Pero ¿para qué había vuelto, entonces?
Era lo que tenía que averiguar a continuación.
Le ofrecí a Sieh el cepillo. Lo cogió, se sentó en cuclillas y comenzó a peinarme con mucha delicadeza.
Durmió despatarrado, ocupando la mayor parte de la amplia cama. Yo había esperado que se acurrucara contra mí, pero al parecer le bastaba con tener parte del cuerpo en contacto conmigo: una pierna y una mano esta vez, sobre mi propia pierna y mi estómago. No me molestaban su presencia ni sus suaves ronquidos. Pero sí, una vez más, el resplandor casi diurno de las paredes.
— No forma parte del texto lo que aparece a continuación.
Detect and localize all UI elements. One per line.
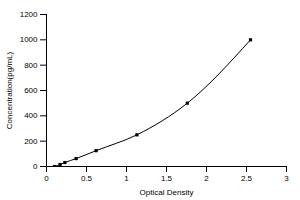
svg-text:0.5: 0.5 — [81, 174, 93, 183]
svg-text:1200: 1200 — [20, 10, 38, 19]
svg-text:3: 3 — [284, 174, 289, 183]
svg-text:1: 1 — [124, 174, 129, 183]
svg-text:2: 2 — [204, 174, 209, 183]
svg-text:400: 400 — [24, 111, 38, 120]
svg-text:200: 200 — [24, 137, 38, 146]
svg-text:Optical Density: Optical Density — [140, 188, 194, 197]
svg-text:Concentration(pg/mL): Concentration(pg/mL) — [5, 51, 14, 129]
svg-text:800: 800 — [24, 61, 38, 70]
svg-text:0: 0 — [44, 174, 49, 183]
svg-text:600: 600 — [24, 86, 38, 95]
svg-text:0: 0 — [33, 162, 38, 171]
svg-text:1.5: 1.5 — [161, 174, 173, 183]
svg-text:1000: 1000 — [20, 35, 38, 44]
svg-text:2.5: 2.5 — [241, 174, 253, 183]
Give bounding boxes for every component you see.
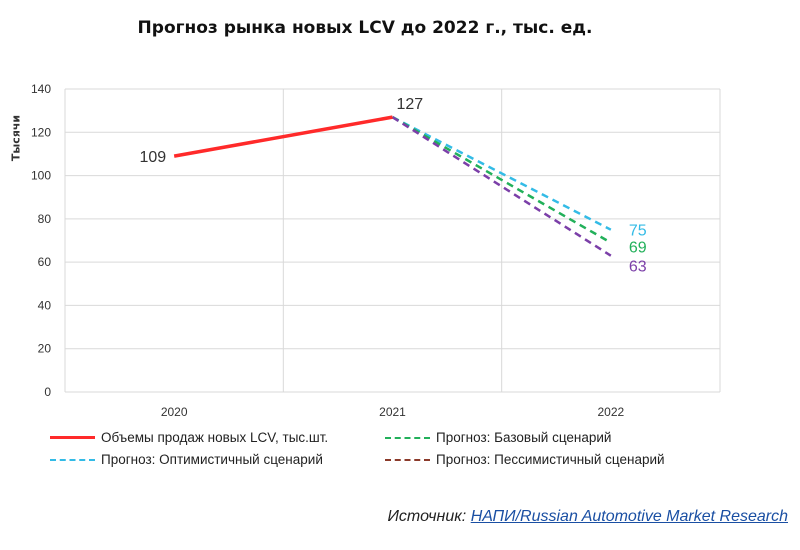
data-label-0-0: 109 xyxy=(139,149,166,166)
y-tick-label-120: 120 xyxy=(31,125,51,139)
y-tick-label-0: 0 xyxy=(44,385,51,399)
series-line-0 xyxy=(173,115,393,158)
legend-label-optimistic: Прогноз: Оптимистичный сценарий xyxy=(101,452,323,467)
legend-item-pessimistic: Прогноз: Пессимистичный сценарий xyxy=(385,452,665,467)
data-label-0-1: 127 xyxy=(397,96,424,113)
y-tick-label-100: 100 xyxy=(31,169,51,183)
legend-label-pessimistic: Прогноз: Пессимистичный сценарий xyxy=(436,452,665,467)
legend-item-base: Прогноз: Базовый сценарий xyxy=(385,430,611,445)
source-link[interactable]: НАПИ/Russian Automotive Market Research xyxy=(470,508,788,525)
y-tick-label-40: 40 xyxy=(38,298,52,312)
legend-label-sales: Объемы продаж новых LCV, тыс.шт. xyxy=(101,430,329,445)
y-tick-label-80: 80 xyxy=(38,212,52,226)
x-tick-label-2020: 2020 xyxy=(161,405,188,419)
y-tick-label-60: 60 xyxy=(38,255,52,269)
legend-swatch-optimistic xyxy=(50,458,95,461)
source-note: Источник: НАПИ/Russian Automotive Market… xyxy=(387,508,788,526)
legend-label-base: Прогноз: Базовый сценарий xyxy=(436,430,612,445)
data-label-3-1: 63 xyxy=(629,259,647,276)
y-tick-label-140: 140 xyxy=(31,82,51,96)
legend-swatch-sales xyxy=(50,436,95,439)
source-prefix: Источник: xyxy=(387,508,471,525)
chart-title: Прогноз рынка новых LCV до 2022 г., тыс.… xyxy=(137,18,593,38)
legend-item-sales: Объемы продаж новых LCV, тыс.шт. xyxy=(50,430,328,445)
line-chart: 0 20 40 60 80 100 120 140 2020 2021 2022 109 127 7569… xyxy=(31,82,721,419)
data-label-1-1: 75 xyxy=(629,223,647,240)
data-label-2-1: 69 xyxy=(629,240,647,257)
legend-swatch-base xyxy=(385,436,430,439)
y-tick-label-20: 20 xyxy=(38,342,52,356)
x-tick-label-2021: 2021 xyxy=(379,405,406,419)
legend-swatch-pessimistic xyxy=(385,458,430,461)
series-line-1 xyxy=(391,116,612,231)
legend-item-optimistic: Прогноз: Оптимистичный сценарий xyxy=(50,452,323,467)
x-tick-label-2022: 2022 xyxy=(597,405,624,419)
series-line-2 xyxy=(391,116,612,244)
A pesar de ello, logré quedarme dormida. Debía de estar muy cansada. Transcurrido un rato, cuando desperté y abrí los ojos legañosos, descubrí que la habitación se había quedado a oscuras. Como para mí eso era la normal, no le di la menor importancia y volví a quedarme dormida. Pero por la mañana recordaría algo, un sabor en el aire, como lo había definido Sieh. Aquel sabor era algo con lo que tenía poca experiencia, aunque lo conocía del mismo modo que un niño conoce el amor o un animal el miedo. Los celos, aunque sean entre un padre y un hijo, son una realidad de la naturaleza.
Aquella mañana, al volverme, me encontré con que Sieh estaba despierto y sus verdes ojos nublados de remordimiento. Se levantó sin decir palabra, me sonrió y se desvaneció. Supe que no volvería a dormir conmigo.